Summarising figures by date then becomes as easy as a LEFT JOIN
:
SELECT dy.[Financial.Year]
,dy.[Month]
,COUNT(*) AS 'Finished Consultant Episodes'
FROM [episode] ipe
LEFT JOIN lkp_calendar dy
ON ipe.[EndDate] = dy.[Date]
GROUP BY dy.[Financial.Year]
,dy.[Month]
ORDER BY dy.[Financial.Year]
,dy.[Month]
Financial.Year | Month | Finished Consultant Episodes |
---|---|---|
2019/20 | 2019-01-09 | 286 |
2019/20 | 2019-01-10 | 2077 |
2019/20 | 2019-01-11 | 1993 |
2019/20 | 2019-01-12 | 2153 |
2019/20 | 2020-01-01 | 2075 |
2019/20 | 2020-01-02 | 1978 |
2019/20 | 2020-01-03 | 2045 |
2020/21 | 2020-01-04 | 2055 |
2020/21 | 2020-01-05 | 2146 |
2020/21 | 2020-01-06 | 2094 |
It’s also very easy to take a look at activity that takes place at the weekend or bank holidays (without having to remember when the latter are):
SELECT dy.[Financial.Year]
,dy.[Month]
,COUNT(*) AS 'Finished Consultant Episodes'
FROM [episode] ipe
LEFT JOIN lkp_calendar dy
ON ipe.[EndDate] = dy.[Date]
WHERE dy.[Working.Day] = 0
GROUP BY dy.[Financial.Year]
,dy.[Month]
ORDER BY dy.[Financial.Year]
,dy.[Month]
Financial.Year | Month | Finished Consultant Episodes |
---|---|---|
2019/20 | 2019-01-09 | 103 |
2019/20 | 2019-01-10 | 533 |
2019/20 | 2019-01-11 | 578 |
2019/20 | 2019-01-12 | 759 |
2019/20 | 2020-01-01 | 633 |
2019/20 | 2020-01-02 | 625 |
2019/20 | 2020-01-03 | 560 |
2020/21 | 2020-01-04 | 691 |
2020/21 | 2020-01-05 | 872 |
2020/21 | 2020-01-06 | 572 |
As an aside, it is worth being careful about the “index date” in the join to the calendar table. In the above query, that’s ipe.[EndDate]

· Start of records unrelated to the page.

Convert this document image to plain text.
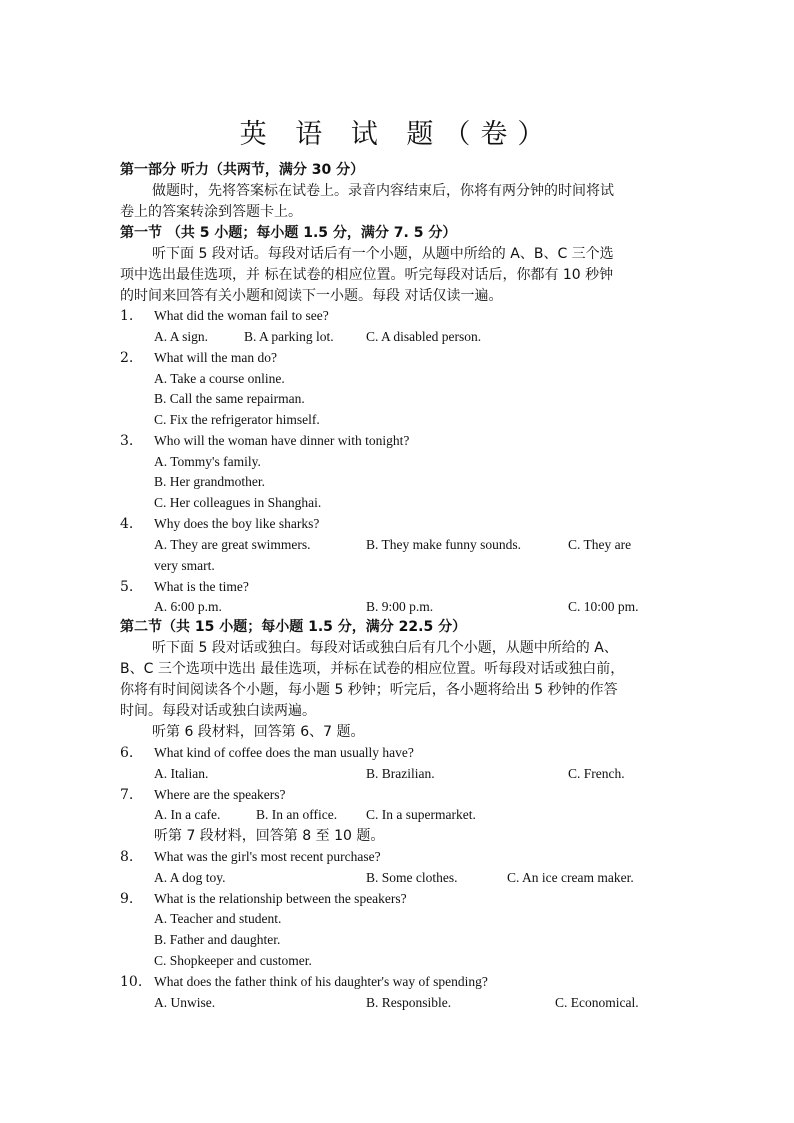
英 语 试 题（卷）
第一部分 听力（共两节，满分 30 分）
做题时，先将答案标在试卷上。录音内容结束后，你将有两分钟的时间将试
卷上的答案转涂到答题卡上。
第一节 （共 5 小题；每小题 1.5 分，满分 7. 5 分）
听下面 5 段对话。每段对话后有一个小题，从题中所给的 A、B、C 三个选
项中选出最佳选项，并 标在试卷的相应位置。听完每段对话后，你都有 10 秒钟
的时间来回答有关小题和阅读下一小题。每段 对话仅读一遍。
1. What did the woman fail to see?
A. A sign.	B. A parking lot. C. A disabled person.
2. What will the man do?
A. Take a course online.
B. Call the same repairman.
C. Fix the refrigerator himself.
3. Who will the woman have dinner with tonight?
A. Tommy's family.
B. Her grandmother.
C. Her colleagues in Shanghai.
4. Why does the boy like sharks?
A. They are great swimmers.	B. They make funny sounds.	C. They are
very smart.
5. What is the time?
A. 6:00 p.m.	B. 9:00 p.m.	C. 10:00 pm.
第二节（共 15 小题；每小题 1.5 分，满分 22.5 分）
听下面 5 段对话或独白。每段对话或独白后有几个小题，从题中所给的 A、
B、C 三个选项中选出 最佳选项，并标在试卷的相应位置。听每段对话或独白前，
你将有时间阅读各个小题，每小题 5 秒钟；听完后，各小题将给出 5 秒钟的作答
时间。每段对话或独白读两遍。
听第 6 段材料，回答第 6、7 题。
6. What kind of coffee does the man usually have?
A. Italian.	B. Brazilian.	C. French.
7. Where are the speakers?
A. In a cafe.	B. In an office. C. In a supermarket.
听第 7 段材料，回答第 8 至 10 题。
8. What was the girl's most recent purchase?
A. A dog toy.	B. Some clothes.	C. An ice cream maker.
9. What is the relationship between the speakers?
A. Teacher and student.
B. Father and daughter.
C. Shopkeeper and customer.
10. What does the father think of his daughter's way of spending?
A. Unwise.	B. Responsible.	C. Economical.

, so my summary figures represent episodes which ended within each time period. This is the normal way to count spells and episodes, but generally speaking it’s worth making this choice consciously as it can make a noticeable difference to the figures.
A calendar table is also a neat way to keep control of special dates that the department needs to include in business logic. For example, adding a field to a calendar table is a good way to keep track of audit days when operating theatres are closed, or one-off events such as the junior doctors’ strikes back in 2016.
If you’re setting up a calendar table for the first time, there are lots of articles out there about good ways to get going. One consideration though is to make sure you have fields like [Month]
and [Week Beginning]
in datetime format, not just as a formatted string. Excel is much better at sorting dates if they are formatted as date, and if you need a particular formatting applied, you can always stick an Excel custom format on to finish the job.